While the question ‘why’ colourism still continues to plague 21st century society needs careful study, far more immediate is the need to ensure that harmful products don’t masquerade as harmless beauty aids, placing women in life threatening situations.

What are these skin whitening products made of, what causes creams to have such deadly health impacts?


According to the Head of the Toxicology Information Unit at the National Hospital, Dr. Waruna Gunathilake the culprit is mercury. “Most whitening creams have mercury which can block the melanocytes, a pigment cell on the skin Its presence in fairness creams causes several health issues such as a degeneration of the skin level, making it thin and vulnerable to exposure in the sun,” he says, warning that prolonged use of these creams can lead to skin cancer.

In tropical countries including Sri Lanka, he says sun exposure is very high “What protects us from the adverse effects of too much sun is our dark skin.


We are dark because we have more melanocytes, which is the black pigment hat gives us natural protection against the harmful rays of the sun, unlike in European countries where people don’t have much melanocyte pigment,” he explains, reiterating his warning that constant use of whitening creams will lead to skin degeneration ( excoriation) and loss of skin elasticity and skin sagging . “If very high, it can cause skin cancer.”.

However, regardless of these adverse health impacts, the fairness industry continues to use various ingredients including mercury that block the melanin forming melanocytes. “You can become fairer, but at what cost?” he asks. Steroids, he says have a similar effect on the skin as whitening creams, but adds, that they can also cause irritation, acute reactions and skin damage as they have a blocking effect on the melanocytes.

“If you suspect the face cream you use contains a harmful ingredient, check it out with your skin doctor,” he advised.

He also urged consumers to beware of face creams from Thailand and India that are illegally flooding this country, even though they have been banned in those countries.

His colleague, Senior Professor of Forensic Medicine and Toxicology, Colombo University, and the founder Head of the National Poisons Information Unit at the NHS, Prof. Revindra Fernando underscores this sentiment.

“A few years ago, American health officials warned consumers not to use skin creams, beauty and antiseptic soaps, or lotions that might contain mercury,” he says, pointing out that the products are marketed as skin lighteners and anti-aging treatments that remove age spots, freckles, blemishes and wrinkles and that adolescents also may use these products as acne treatments.

Dangers of exposure to mercury

Commenting on the danger of exposure to mercury, he emphasises they could have serious health consequences. “It can damage the kidneys and the nervous system. It can interfere with the development of the brain in unborn children and very young children. People, particularly children, can get mercury in their bodies from breathing in mercury vapours if a member of the household uses a skin cream containing mercury.
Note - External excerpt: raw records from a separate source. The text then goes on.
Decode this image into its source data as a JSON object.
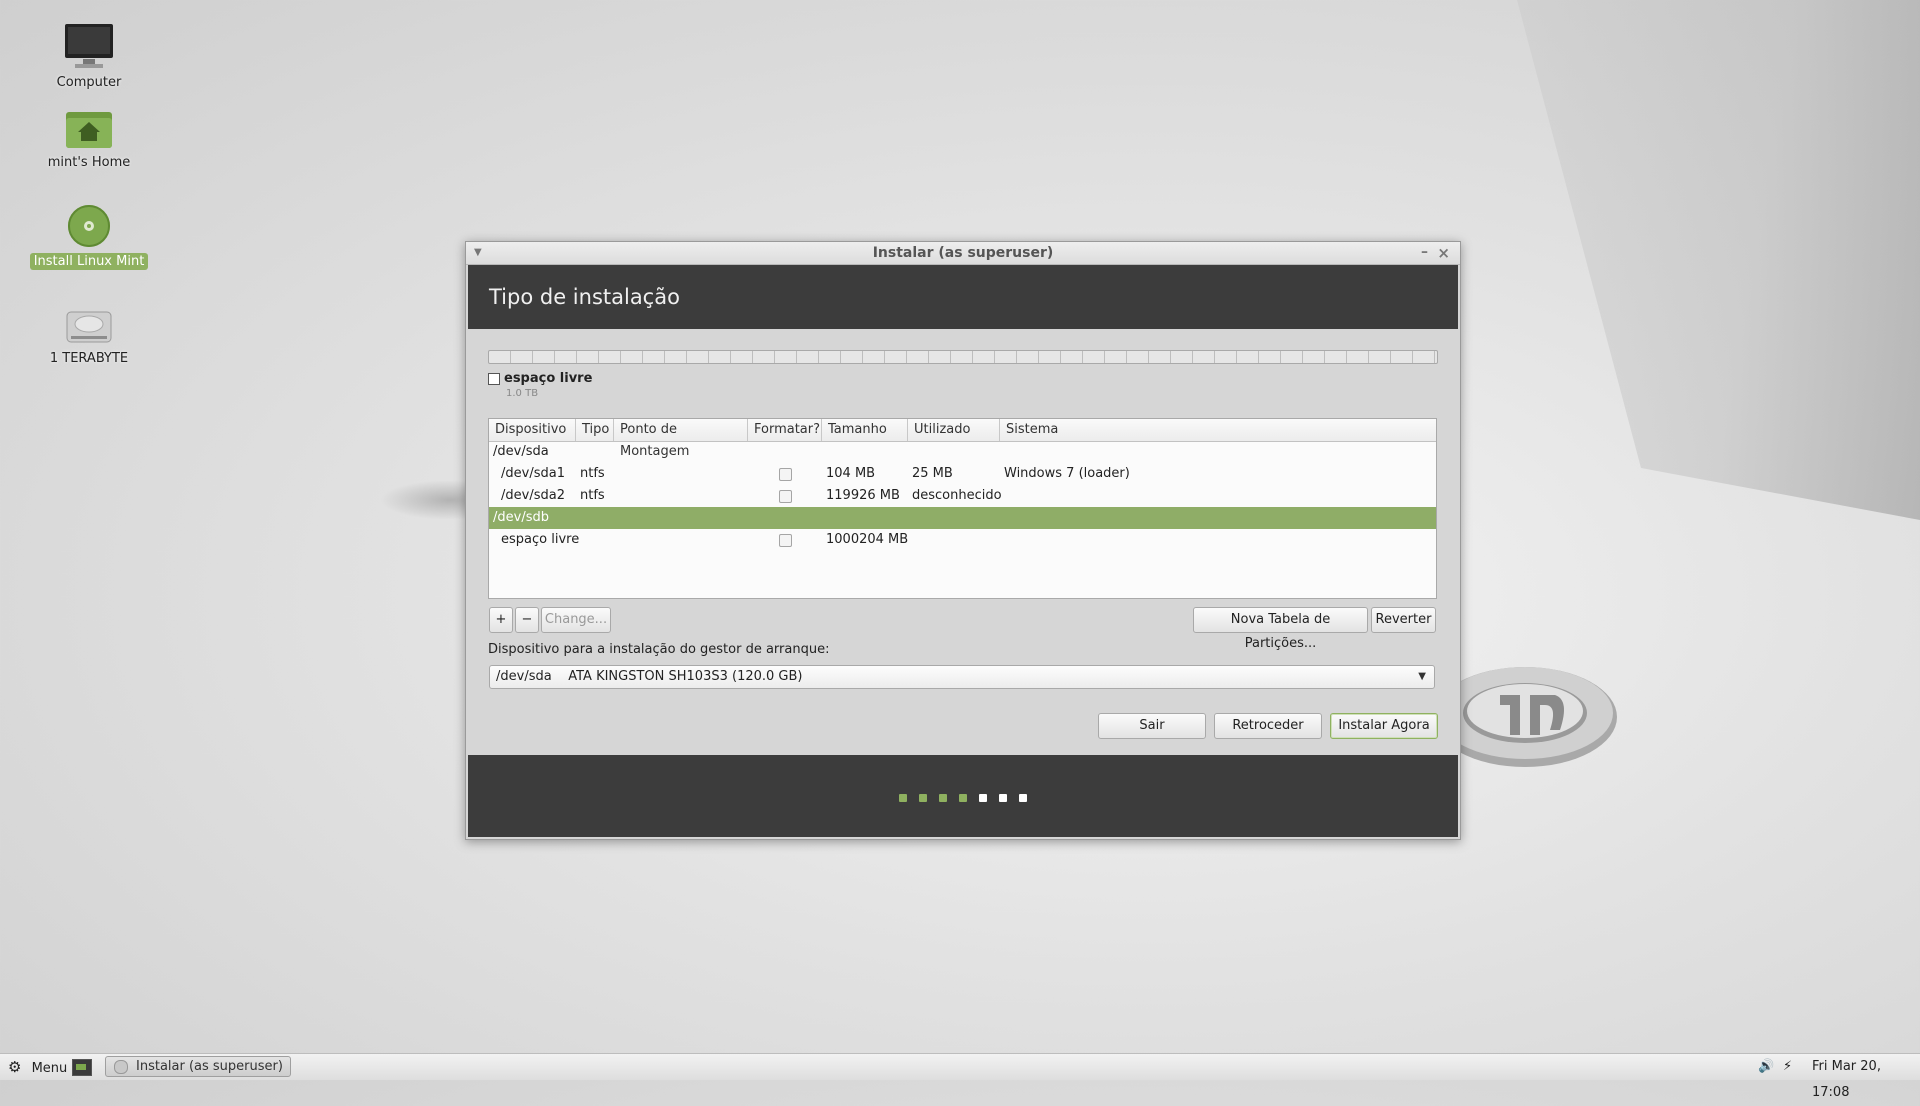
{
  "desktop": {
    "icons": [
      {
        "label": "Computer",
        "icon": "monitor-icon"
      },
      {
        "label": "mint's Home",
        "icon": "home-folder-icon"
      },
      {
        "label": "Install Linux Mint",
        "icon": "disc-icon"
      },
      {
        "label": "1 TERABYTE",
        "icon": "drive-icon"
      }
    ]
  },
  "window": {
    "title": "Instalar (as superuser)",
    "heading": "Tipo de instalação",
    "partition_legend": {
      "name": "espaço livre",
      "size": "1.0 TB"
    },
    "table": {
      "headers": [
        "Dispositivo",
        "Tipo",
        "Ponto de Montagem",
        "Formatar?",
        "Tamanho",
        "Utilizado",
        "Sistema"
      ],
      "rows": [
        {
          "device": "/dev/sda",
          "type": "",
          "mount": "",
          "size": "",
          "used": "",
          "system": ""
        },
        {
          "device": "/dev/sda1",
          "type": "ntfs",
          "mount": "",
          "size": "104 MB",
          "used": "25 MB",
          "system": "Windows 7 (loader)"
        },
        {
          "device": "/dev/sda2",
          "type": "ntfs",
          "mount": "",
          "size": "119926 MB",
          "used": "desconhecido",
          "system": ""
        },
        {
          "device": "/dev/sdb",
          "type": "",
          "mount": "",
          "size": "",
          "used": "",
          "system": ""
        },
        {
          "device": "espaço livre",
          "type": "",
          "mount": "",
          "size": "1000204 MB",
          "used": "",
          "system": ""
        }
      ]
    },
    "buttons": {
      "add": "+",
      "remove": "−",
      "change": "Change...",
      "new_table": "Nova Tabela de Partições...",
      "revert": "Reverter",
      "quit": "Sair",
      "back": "Retroceder",
      "install": "Instalar Agora"
    },
    "bootloader_label": "Dispositivo para a instalação do gestor de arranque:",
    "bootloader_device": "/dev/sda    ATA KINGSTON SH103S3 (120.0 GB)",
    "progress": {
      "total_steps": 7,
      "completed_steps": 4
    }
  },
  "taskbar": {
    "menu_label": "Menu",
    "task_label": "Instalar (as superuser)",
    "clock": "Fri Mar 20, 17:08"
  },
  "colors": {
    "accent": "#8fb160",
    "dark_band": "#3c3c3c"
  }
}
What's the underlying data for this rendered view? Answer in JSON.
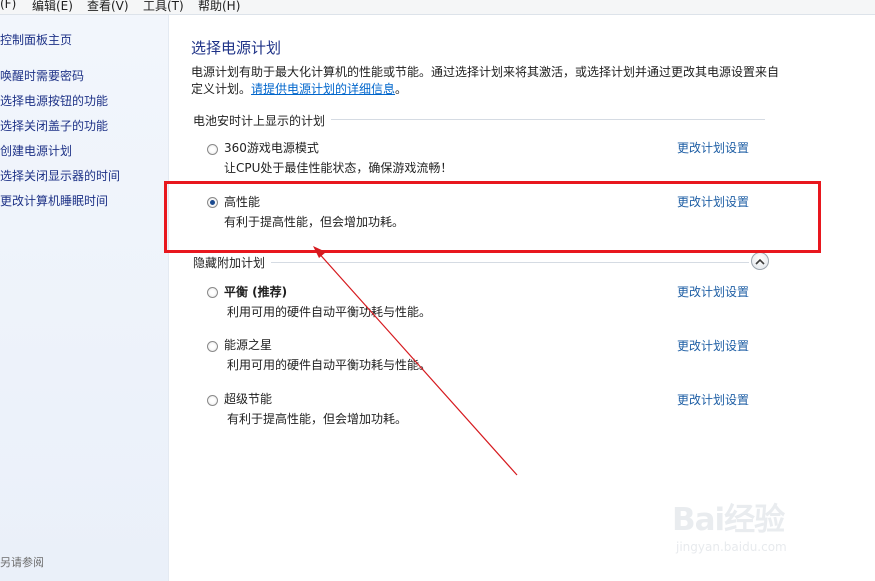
{
  "menubar": {
    "items": [
      "(F)",
      "编辑(E)",
      "查看(V)",
      "工具(T)",
      "帮助(H)"
    ]
  },
  "sidebar": {
    "items": [
      {
        "label": "控制面板主页"
      },
      {
        "label": "唤醒时需要密码"
      },
      {
        "label": "选择电源按钮的功能"
      },
      {
        "label": "选择关闭盖子的功能"
      },
      {
        "label": "创建电源计划"
      },
      {
        "label": "选择关闭显示器的时间"
      },
      {
        "label": "更改计算机睡眠时间"
      }
    ],
    "see_also": "另请参阅"
  },
  "main": {
    "title": "选择电源计划",
    "intro_text": "电源计划有助于最大化计算机的性能或节能。通过选择计划来将其激活，或选择计划并通过更改其电源设置来自定义计划。",
    "intro_link": "请提供电源计划的详细信息",
    "intro_end": "。",
    "group_battery": "电池安时计上显示的计划",
    "group_hidden": "隐藏附加计划",
    "change_link_label": "更改计划设置",
    "plans": [
      {
        "name": "360游戏电源模式",
        "desc": "让CPU处于最佳性能状态，确保游戏流畅！",
        "checked": false,
        "bold": false
      },
      {
        "name": "高性能",
        "desc": "有利于提高性能，但会增加功耗。",
        "checked": true,
        "bold": false
      },
      {
        "name": "平衡 (推荐)",
        "desc": "利用可用的硬件自动平衡功耗与性能。",
        "checked": false,
        "bold": true
      },
      {
        "name": "能源之星",
        "desc": "利用可用的硬件自动平衡功耗与性能。",
        "checked": false,
        "bold": false
      },
      {
        "name": "超级节能",
        "desc": "有利于提高性能，但会增加功耗。",
        "checked": false,
        "bold": false
      }
    ]
  },
  "icons": {
    "collapse": "chevron-up-icon",
    "radio": "radio-button"
  },
  "annotation_color": "#e8171e",
  "watermark": {
    "main": "Bai经验",
    "sub": "jingyan.baidu.com"
  }
}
Infants and small children can ingest mercury if they touch their parents who have used these products, get cream on their hands and then put their hands and fingers into their mouth, which they are prone to do.”

When questioned about typical signs and symptoms of mercury poisoning, he responds.
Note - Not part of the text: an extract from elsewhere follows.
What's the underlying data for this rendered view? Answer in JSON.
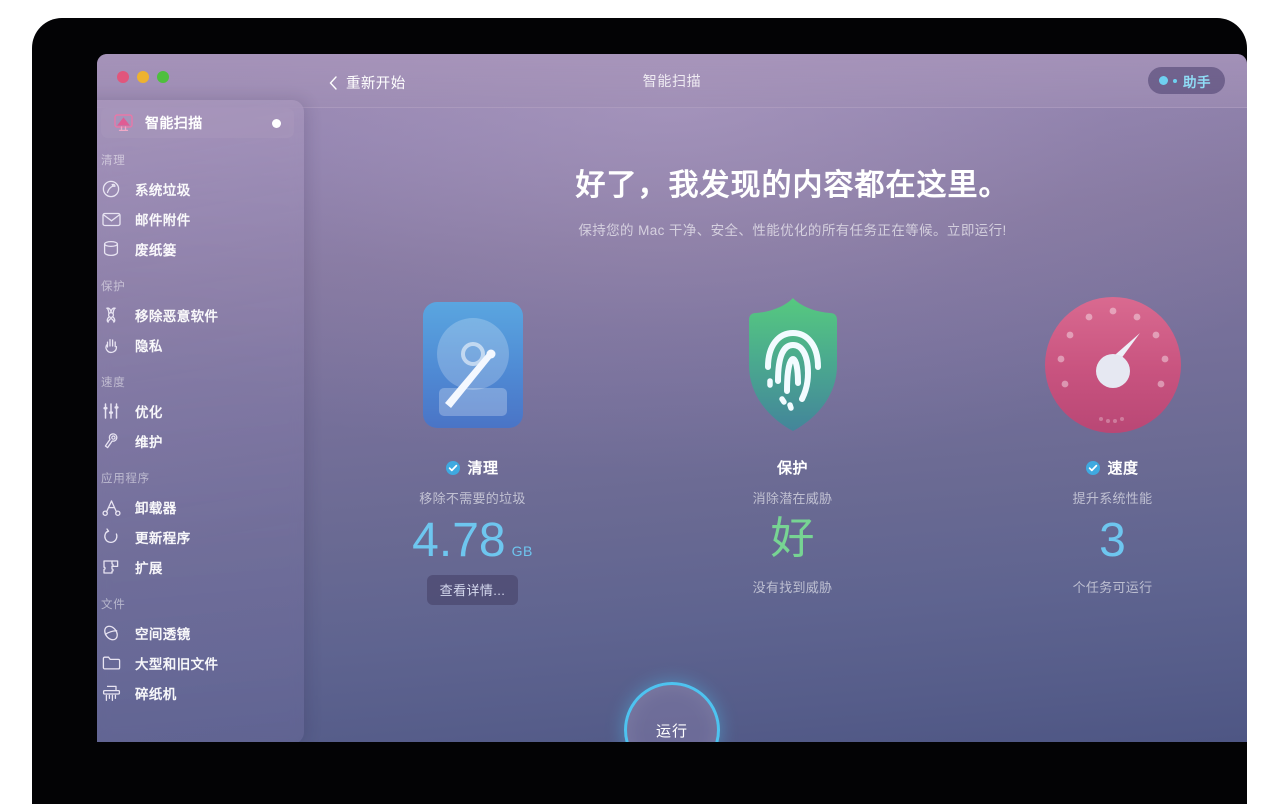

“They include irritability, tremors, changes in vision or hearing, memory problems, depression and numbness and tingling in hands, feet or around mouth.”

Using creams and soaps to lighten skin tone, face freckles or get rid of age spots are widely used in African countries. An investigation that involved interviewing Somali women living in USA about skin-lightening practices and the products they use and then testing those products for mercury showed that out of twenty-seven samples of products purchased at markets in two cities, 47% were found to contain mercury, he notes.

So, if you are one of those persons who constantly use whitening cream on your face to make your dark skin fair and more attractive, you should think again.

They may hold the promise of making you fairer and lovelier, magically transforming overnight your dull dark skin with a shine that makes you the envy of your friends,. But in the long run, they can have deadly effects both on your skin and your general health.